Dua foto di atas adalah kondisi Candi Bojongemas pada saat kami berkunjung, 10 Maret 2024. Foto Komunitas Aleut. Pada cuplikan peta di bawahnya tertera nama Bodjongomas. Sialnya, pada saat memotong bagian yang diperlukan malah terlupa menyalin judul petanya. Nanti bila sudah ketemu akan kami cantumkan sumbernya.

Pulang dari perjalanan momotoran ini, iseng lagi browsing sana-sini tentang Candi Bojongemas, paling tidak, niatnya hanya ingin mengumpulkan atau mencatat ulang apa yang pernah ditulis orang dan dipublikasikan, baik di internet ataupun di buku-buku. Anggap saja bagian dari kerja pengumpulan data awal, ya walaupun hanya sekadar.

Dari internet, masih ketemu berita yang itu-itu juga, seputar kondisinya yang semakin memprihatinkan dan kekurangtanggapan pihak terkait untuk mengurusnya. Dugaan yang pernah diajukan mengenai latar belakang keberadaan candi ini dimention juga sedikit-sedikit, walaupun tidak banyak berarti. Misalnya soal periodenya yang mungkin semasa dengan Kerajaan Tarumanagara, atau kemungkinan keterhubungannya dengan Kerajaan Kendan dan Candi Bojongmenje di Desa Cangkuang, Kecamatan Rancaekek, Kabupaten Bandung.

Mengenai penemuannya, tidak ada catatan angka tahun yang cukup jelas, namun dari cerita yang banyak diulang, disebutkan ditemukan di dalam sungai Ci Tarum pada saat pengerjaan pelurusan sungai itu, bisa jadi penemuannya berlangsung pada awal tahun 2000-an. Wartawan Kompas, Cornelius Helmy, yang menulis artikel dengan judul “Sungai Cikapundung; Rumah bagi Tiga Peradaban,” dan muncul pada HU Kompas edisi 9 Oktober 2010, menyebutkan: Jawa Barat ternyata juga memiliki tinggalan percandian. Pada 1984, ditemukan sejumlah candi di Jabar, seperti Batujaya dan Cibuaya di Karawang.

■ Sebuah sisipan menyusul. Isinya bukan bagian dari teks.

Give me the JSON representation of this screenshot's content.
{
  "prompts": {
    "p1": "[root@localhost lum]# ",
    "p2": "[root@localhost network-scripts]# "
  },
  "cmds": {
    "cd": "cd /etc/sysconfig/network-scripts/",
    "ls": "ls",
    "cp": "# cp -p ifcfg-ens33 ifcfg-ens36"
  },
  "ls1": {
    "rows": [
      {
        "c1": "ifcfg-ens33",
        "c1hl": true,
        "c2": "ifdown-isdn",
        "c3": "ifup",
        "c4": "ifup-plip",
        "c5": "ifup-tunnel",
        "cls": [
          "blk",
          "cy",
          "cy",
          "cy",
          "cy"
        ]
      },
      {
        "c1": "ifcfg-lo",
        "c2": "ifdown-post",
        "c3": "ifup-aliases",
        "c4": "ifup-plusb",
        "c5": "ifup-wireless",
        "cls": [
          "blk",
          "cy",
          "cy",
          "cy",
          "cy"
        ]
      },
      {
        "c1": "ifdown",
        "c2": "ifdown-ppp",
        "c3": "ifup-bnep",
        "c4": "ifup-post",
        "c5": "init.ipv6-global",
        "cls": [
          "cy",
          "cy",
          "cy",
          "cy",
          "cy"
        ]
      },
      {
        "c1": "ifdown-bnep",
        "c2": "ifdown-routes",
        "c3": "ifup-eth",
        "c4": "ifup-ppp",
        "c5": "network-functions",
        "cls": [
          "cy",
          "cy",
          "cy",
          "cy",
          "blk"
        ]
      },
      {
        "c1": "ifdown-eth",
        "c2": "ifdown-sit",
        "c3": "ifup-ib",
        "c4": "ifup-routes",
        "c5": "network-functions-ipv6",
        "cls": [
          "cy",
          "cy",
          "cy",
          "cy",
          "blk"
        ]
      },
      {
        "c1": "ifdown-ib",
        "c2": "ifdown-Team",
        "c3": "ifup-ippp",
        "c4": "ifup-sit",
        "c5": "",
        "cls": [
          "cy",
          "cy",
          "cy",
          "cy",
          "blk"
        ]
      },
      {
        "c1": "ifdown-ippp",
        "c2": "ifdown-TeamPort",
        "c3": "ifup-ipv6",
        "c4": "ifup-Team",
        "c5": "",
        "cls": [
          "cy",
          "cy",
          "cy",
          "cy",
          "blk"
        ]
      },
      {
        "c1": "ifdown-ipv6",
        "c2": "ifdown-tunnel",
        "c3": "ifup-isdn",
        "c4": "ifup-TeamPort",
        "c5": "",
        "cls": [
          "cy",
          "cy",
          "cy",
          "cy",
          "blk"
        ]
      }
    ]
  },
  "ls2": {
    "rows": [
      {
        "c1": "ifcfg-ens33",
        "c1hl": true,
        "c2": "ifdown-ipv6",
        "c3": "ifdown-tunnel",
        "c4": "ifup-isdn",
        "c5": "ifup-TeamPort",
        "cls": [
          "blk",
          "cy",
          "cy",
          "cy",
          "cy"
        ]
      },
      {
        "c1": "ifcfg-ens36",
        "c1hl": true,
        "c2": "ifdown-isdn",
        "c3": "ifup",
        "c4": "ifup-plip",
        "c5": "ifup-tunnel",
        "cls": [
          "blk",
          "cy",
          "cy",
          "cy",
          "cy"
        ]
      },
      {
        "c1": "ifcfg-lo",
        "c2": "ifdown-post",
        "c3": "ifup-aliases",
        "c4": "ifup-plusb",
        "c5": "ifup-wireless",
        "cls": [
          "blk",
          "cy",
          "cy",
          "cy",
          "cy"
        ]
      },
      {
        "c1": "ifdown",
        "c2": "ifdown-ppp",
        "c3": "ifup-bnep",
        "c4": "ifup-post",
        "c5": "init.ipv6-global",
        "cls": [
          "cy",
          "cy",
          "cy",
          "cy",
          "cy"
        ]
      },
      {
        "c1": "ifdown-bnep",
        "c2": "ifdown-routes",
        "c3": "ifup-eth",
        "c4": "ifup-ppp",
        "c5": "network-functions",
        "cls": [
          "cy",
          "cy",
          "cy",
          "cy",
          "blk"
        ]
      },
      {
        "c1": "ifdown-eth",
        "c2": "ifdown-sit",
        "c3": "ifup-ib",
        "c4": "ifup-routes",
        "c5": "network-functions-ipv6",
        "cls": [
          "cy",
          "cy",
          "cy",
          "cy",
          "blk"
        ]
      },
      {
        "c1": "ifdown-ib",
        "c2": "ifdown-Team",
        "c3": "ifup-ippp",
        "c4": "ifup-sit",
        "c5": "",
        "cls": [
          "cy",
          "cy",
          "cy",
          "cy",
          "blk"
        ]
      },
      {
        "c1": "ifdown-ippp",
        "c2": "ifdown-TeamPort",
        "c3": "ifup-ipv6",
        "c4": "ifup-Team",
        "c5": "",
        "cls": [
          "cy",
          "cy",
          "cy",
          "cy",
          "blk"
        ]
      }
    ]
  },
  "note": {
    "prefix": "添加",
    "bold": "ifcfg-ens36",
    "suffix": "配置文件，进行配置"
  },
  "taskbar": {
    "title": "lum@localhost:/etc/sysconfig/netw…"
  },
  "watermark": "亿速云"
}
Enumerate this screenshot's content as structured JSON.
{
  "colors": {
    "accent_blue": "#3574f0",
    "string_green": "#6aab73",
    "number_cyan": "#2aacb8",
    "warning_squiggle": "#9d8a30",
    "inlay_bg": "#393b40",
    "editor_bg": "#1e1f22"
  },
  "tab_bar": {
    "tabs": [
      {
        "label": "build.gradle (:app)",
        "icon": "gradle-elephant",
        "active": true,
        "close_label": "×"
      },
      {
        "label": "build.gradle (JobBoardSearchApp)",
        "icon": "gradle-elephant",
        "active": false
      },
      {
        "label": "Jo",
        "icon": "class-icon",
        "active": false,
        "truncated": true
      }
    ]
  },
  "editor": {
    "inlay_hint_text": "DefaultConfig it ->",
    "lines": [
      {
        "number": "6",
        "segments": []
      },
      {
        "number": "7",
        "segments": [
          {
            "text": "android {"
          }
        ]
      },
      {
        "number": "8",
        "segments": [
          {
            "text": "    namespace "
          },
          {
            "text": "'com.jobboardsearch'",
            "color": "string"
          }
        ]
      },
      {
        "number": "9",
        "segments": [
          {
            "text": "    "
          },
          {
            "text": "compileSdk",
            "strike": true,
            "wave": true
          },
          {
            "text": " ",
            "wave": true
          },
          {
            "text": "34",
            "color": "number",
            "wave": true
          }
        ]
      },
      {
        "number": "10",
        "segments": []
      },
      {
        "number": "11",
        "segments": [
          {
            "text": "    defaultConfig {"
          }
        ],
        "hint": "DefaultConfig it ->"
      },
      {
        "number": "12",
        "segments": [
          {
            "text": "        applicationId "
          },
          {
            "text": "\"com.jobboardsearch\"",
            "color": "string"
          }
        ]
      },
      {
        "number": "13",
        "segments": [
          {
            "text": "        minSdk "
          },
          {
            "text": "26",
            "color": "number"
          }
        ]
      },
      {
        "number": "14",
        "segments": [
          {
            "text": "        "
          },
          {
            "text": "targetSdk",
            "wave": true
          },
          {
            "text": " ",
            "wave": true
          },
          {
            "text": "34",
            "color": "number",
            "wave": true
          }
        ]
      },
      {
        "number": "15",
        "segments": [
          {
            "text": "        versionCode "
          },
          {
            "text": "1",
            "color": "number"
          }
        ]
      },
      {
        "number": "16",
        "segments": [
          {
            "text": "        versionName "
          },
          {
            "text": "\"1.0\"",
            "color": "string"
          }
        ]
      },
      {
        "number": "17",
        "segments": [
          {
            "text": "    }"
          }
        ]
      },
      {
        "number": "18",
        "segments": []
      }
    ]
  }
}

Bojongmenje dan Bojongemas di Kabupaten Bandung menyusul pada 2002. Batujaya dikatakan sebagai yang tertua di Jawa dan Candi Bojongmenje dan Bojongemas diyakini berasal dari zaman yang sama dengan candi tua di kompleks Dieng.

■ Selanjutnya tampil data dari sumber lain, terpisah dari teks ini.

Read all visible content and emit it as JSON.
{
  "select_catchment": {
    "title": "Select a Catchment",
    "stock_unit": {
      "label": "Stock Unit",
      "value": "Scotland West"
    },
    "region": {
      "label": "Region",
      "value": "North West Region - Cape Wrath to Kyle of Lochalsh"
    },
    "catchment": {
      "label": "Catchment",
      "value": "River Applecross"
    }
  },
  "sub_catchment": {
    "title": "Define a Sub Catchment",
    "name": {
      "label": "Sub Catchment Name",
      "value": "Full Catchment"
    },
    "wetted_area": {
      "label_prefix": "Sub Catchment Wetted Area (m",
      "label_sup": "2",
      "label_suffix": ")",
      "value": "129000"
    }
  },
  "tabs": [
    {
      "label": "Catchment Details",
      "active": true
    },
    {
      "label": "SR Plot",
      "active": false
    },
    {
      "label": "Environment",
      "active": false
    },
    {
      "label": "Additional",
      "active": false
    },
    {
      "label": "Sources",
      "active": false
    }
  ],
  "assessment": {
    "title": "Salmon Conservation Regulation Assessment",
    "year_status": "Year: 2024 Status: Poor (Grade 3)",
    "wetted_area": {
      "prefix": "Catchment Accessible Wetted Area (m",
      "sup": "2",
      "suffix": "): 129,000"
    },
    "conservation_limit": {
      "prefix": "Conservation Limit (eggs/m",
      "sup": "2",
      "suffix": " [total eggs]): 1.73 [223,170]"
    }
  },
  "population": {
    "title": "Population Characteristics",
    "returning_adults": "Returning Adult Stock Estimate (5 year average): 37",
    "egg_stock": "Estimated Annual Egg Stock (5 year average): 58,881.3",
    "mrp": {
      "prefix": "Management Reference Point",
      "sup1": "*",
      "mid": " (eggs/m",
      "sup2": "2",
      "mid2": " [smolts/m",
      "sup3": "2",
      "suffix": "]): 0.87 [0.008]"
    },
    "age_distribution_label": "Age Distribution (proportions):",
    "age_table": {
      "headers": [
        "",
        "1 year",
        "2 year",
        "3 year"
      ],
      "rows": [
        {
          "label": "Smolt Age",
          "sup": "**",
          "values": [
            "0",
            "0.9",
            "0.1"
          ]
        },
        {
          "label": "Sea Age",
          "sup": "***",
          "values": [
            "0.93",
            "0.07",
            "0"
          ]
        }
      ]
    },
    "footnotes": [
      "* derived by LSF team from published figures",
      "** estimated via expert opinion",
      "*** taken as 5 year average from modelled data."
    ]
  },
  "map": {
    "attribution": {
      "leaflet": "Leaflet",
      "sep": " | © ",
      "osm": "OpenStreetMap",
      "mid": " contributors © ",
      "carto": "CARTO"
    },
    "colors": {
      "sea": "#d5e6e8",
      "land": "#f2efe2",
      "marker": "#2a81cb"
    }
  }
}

Pada bagian lain tulisan itu: Buktinya adalah penemuan Candi Bojongmenje di Cicalengka dan Bojongemas di Solokanjeruk, Kabupaten Bandung. Candi ini sebagian ahli memperkirakan dari abad ke-7 M. Ada juga penemuan arca di sekitar Kebun Binatang Bandung, diduga dari era yang sama.

Ada juga yang mengatakan bahwa keberadaan candi itu sudah diketahui oleh masyarakat pada sekitar tahun 1980-an, seperti yang ditulis di Tribun Jabar ini. Repot juga sih, penemuannya yang baru berselang beberapa tahun ke belakang saja begitu sulit mendapatkan informasinya, apalagi soal kapan didirikannya dan bagaimana keberlangsungannya hingga akhirnya berada di tengah aliran Ci Tarum sebagaimana yang juga disampaikan di Tribun Jabar di atas.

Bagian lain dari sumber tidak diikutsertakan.